The Machine, of course, is a government-funded Internet archive that scours the web, preserving the corpses of long-forgotten sites—an Internet taxidermist of sorts.  Finger-waggers like to cite the Machine as proof that online posts on Facebook “never really go away”; it is bizarre to consider that Library of Congress funding ensures that our middle-school selfies, or work-inappropriate tweets, will long outlast a hasty pre-job interview deletion.

Your initial spin with the Machine is good fun—you’ll check out a big-name site (I investigated nytimes.com) and see that in 2002, for example, the website looked different. Curiosity piqued, your second go-round is a little frustrating—you’ll see that most social media sites are, in fact, protected by a special plugin. (As far as I can tell, posts do disappear, at least from this web-crawler.) It is in the third search that you discern something more substantial. I learned that The New Yorker, now one of the prettiest webpages out there, must have hired a suburb web designer sometime since 2004, when its webpage was deflated and gray, a flat tire of a site.

And that’s about it. I doubt many people make it to a fourth or fifth search.

Now, those running the Machine believe it is more than a silly time-waster, going so far as to claim in the Machine’s about section that it will prevent the Internet from the Library of Alexandria’s fiery fate. This isn’t so outlandish, actually: the Internet, as the most important cultural medium since the written word, should be preserved for scholarly research. Imagine the possibilities if we had a searchable database of nearly every written artifact in existence, all the way down to the self-published family newsletters from 1950 or the exhaustive compilation of Sumerians’ wheat trade records.

Whether or not the site is really being used for this purpose is unclear. A Google Scholar search indicates that the term “the Wayback Machine” has been cited in just over 1,800 results. Not a bad number, until we consider that “dermestes maculatus,” a beetle species, has been referenced in 1,600 results.
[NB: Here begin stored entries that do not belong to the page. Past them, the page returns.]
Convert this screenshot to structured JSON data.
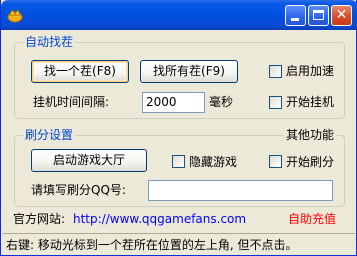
{
  "titlebar": {
    "icon": "app-gold-icon",
    "buttons": [
      "minimize",
      "maximize",
      "close"
    ]
  },
  "auto_group": {
    "title": "自动找茬",
    "find_one_button": "找一个茬(F8)",
    "find_all_button": "找所有茬(F9)",
    "enable_speedup": "启用加速",
    "hang_interval_label": "挂机时间间隔:",
    "hang_interval_value": "2000",
    "unit": "毫秒",
    "start_hang": "开始挂机"
  },
  "score_group": {
    "title": "刷分设置",
    "launch_hall_button": "启动游戏大厅",
    "hide_game": "隐藏游戏",
    "qq_label": "请填写刷分QQ号:",
    "qq_value": ""
  },
  "other": {
    "title": "其他功能",
    "start_score": "开始刷分"
  },
  "footer": {
    "website_label": "官方网站:",
    "website_url": "http://www.qqgamefans.com",
    "auto_recharge": "自助充值",
    "status_text": "右键: 移动光标到一个茬所在位置的左上角, 但不点击。"
  },
  "colors": {
    "group_title": "#0046d5",
    "link": "#0000ff",
    "recharge": "#ff0000",
    "titlebar": "#0050e0"
  }
}
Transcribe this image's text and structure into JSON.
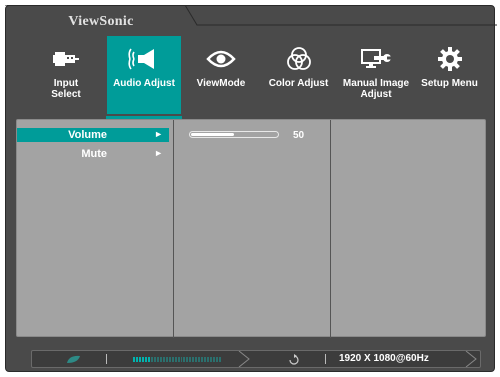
{
  "brand": "ViewSonic",
  "tabs": [
    {
      "label": "Input Select",
      "icon": "input-select-icon"
    },
    {
      "label": "Audio Adjust",
      "icon": "speaker-icon",
      "active": true
    },
    {
      "label": "ViewMode",
      "icon": "eye-icon"
    },
    {
      "label": "Color Adjust",
      "icon": "color-circles-icon"
    },
    {
      "label": "Manual Image Adjust",
      "icon": "monitor-wrench-icon"
    },
    {
      "label": "Setup Menu",
      "icon": "gear-icon"
    }
  ],
  "menu": [
    {
      "label": "Volume",
      "arrow": "►",
      "selected": true
    },
    {
      "label": "Mute",
      "arrow": "►",
      "selected": false
    }
  ],
  "volume": {
    "value": "50",
    "level": 0.5
  },
  "status": {
    "resolution": "1920 X 1080@60Hz",
    "battery_level": 0.2
  },
  "colors": {
    "accent": "#009c99",
    "frame": "#4a4a4a",
    "panel": "#a3a3a3"
  }
}
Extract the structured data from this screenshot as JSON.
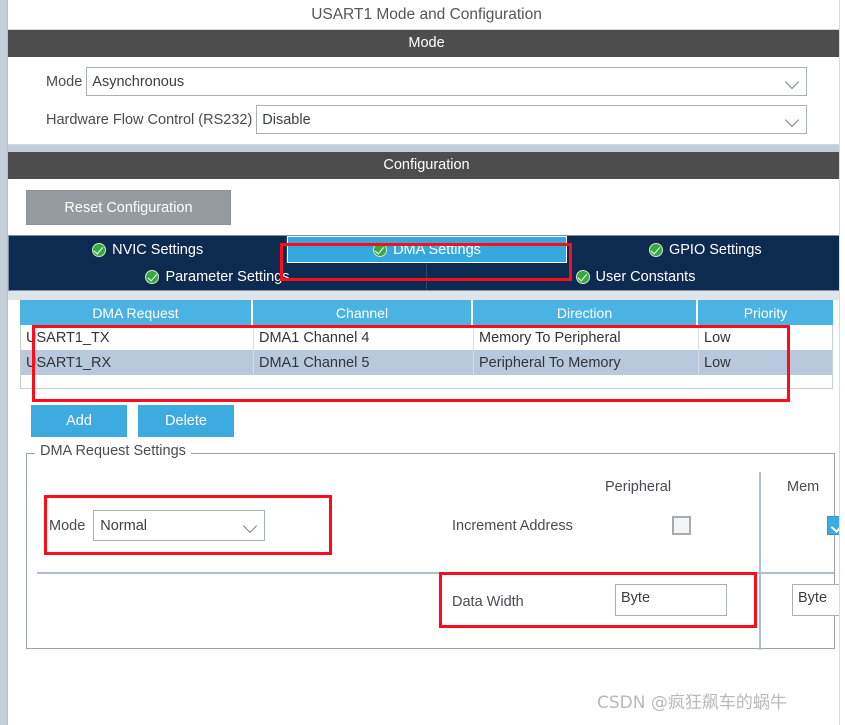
{
  "panel": {
    "title": "USART1 Mode and Configuration"
  },
  "mode_section": {
    "header": "Mode",
    "fields": [
      {
        "label": "Mode",
        "value": "Asynchronous",
        "icon": "chevron-down-icon"
      },
      {
        "label": "Hardware Flow Control (RS232)",
        "value": "Disable",
        "icon": "chevron-down-icon"
      }
    ]
  },
  "configuration": {
    "header": "Configuration",
    "reset_button": "Reset Configuration",
    "tabs_row1": [
      {
        "label": "NVIC Settings",
        "active": false,
        "icon": "green-check-icon"
      },
      {
        "label": "DMA Settings",
        "active": true,
        "icon": "green-check-icon"
      },
      {
        "label": "GPIO Settings",
        "active": false,
        "icon": "green-check-icon"
      }
    ],
    "tabs_row2": [
      {
        "label": "Parameter Settings",
        "active": false,
        "icon": "green-check-icon"
      },
      {
        "label": "User Constants",
        "active": false,
        "icon": "green-check-icon"
      }
    ]
  },
  "dma_table": {
    "columns": [
      "DMA Request",
      "Channel",
      "Direction",
      "Priority"
    ],
    "rows": [
      {
        "request": "USART1_TX",
        "channel": "DMA1 Channel 4",
        "direction": "Memory To Peripheral",
        "priority": "Low",
        "selected": false
      },
      {
        "request": "USART1_RX",
        "channel": "DMA1 Channel 5",
        "direction": "Peripheral To Memory",
        "priority": "Low",
        "selected": true
      }
    ]
  },
  "actions": {
    "add_label": "Add",
    "delete_label": "Delete"
  },
  "request_settings": {
    "legend": "DMA Request Settings",
    "column_headers": {
      "peripheral": "Peripheral",
      "memory": "Mem"
    },
    "mode": {
      "label": "Mode",
      "value": "Normal",
      "icon": "chevron-down-icon"
    },
    "increment_address": {
      "label": "Increment Address",
      "peripheral_checked": false,
      "memory_checked": true
    },
    "data_width": {
      "label": "Data Width",
      "peripheral_value": "Byte",
      "memory_value": "Byte"
    }
  },
  "watermark": {
    "text": "CSDN @疯狂飙车的蜗牛"
  },
  "colors": {
    "accent_blue": "#3dabe0",
    "tab_bar_navy": "#0d2a50",
    "section_bar_gray": "#4d4d4d",
    "highlight_red": "#fc0d1b",
    "table_header_blue": "#4bb3e4",
    "selected_row": "#b8c9dd",
    "check_green": "#36a93f"
  }
}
All we can say with certainty is that the Wayback Machine has, thus far, been of equal scholarly interest as an ugly brown bug with a 7-week life span.

From my perspective, the best immediate use of the Wayback Machine is to track the ongoing evolution in online aesthetics. The New Yorker isn’t the only business that got savvy about its website. A distinct webpage aesthetic, organized around click-reduction, recognition of readers’ short attention spans, and pristine white backgrounds has emerged in recent years. Now websites from as 2009 look positively archaic. Content can no longer speak for itself; websites’ beauty must attract consumers.

It was not inevitable that the Internet would become beautiful. Most people have not thought too carefully about the design of their favorite magazine, and fewer still have thought about the layout of the last book they read. Using the same crude method of determining relative cultural importance, there are 200,000 more Google hits for “beautiful website” than “beautiful book.”[1] As the Wayback Machine instructs us, that’s not accidental. The reading experience we get from reading a book hasn’t changed in centuries, and there were never many job listings for “book designers.”  But as anyone who does even a little bit of online reading knows, there has been a paradigm shift in reading media on the web.

The Internet has long been thought of as a democratic medium—a transformative force that has increased access to knowledge and encouraged cross-cultural exchanges. For all the attention-deficits it has instigated or silly flame wars it has facilitated, it is nearly unarguable that the Internet has dramatically improved quality of life. And, using an insight gleaned from the Wayback Machine, we can pile on one more benefit: the Internet has encouraged people to think about creating beautiful experiences. Design has always mattered, but the Internet has made it visible.

 

[1] There are 14 million more hits for “beautiful women” than either one.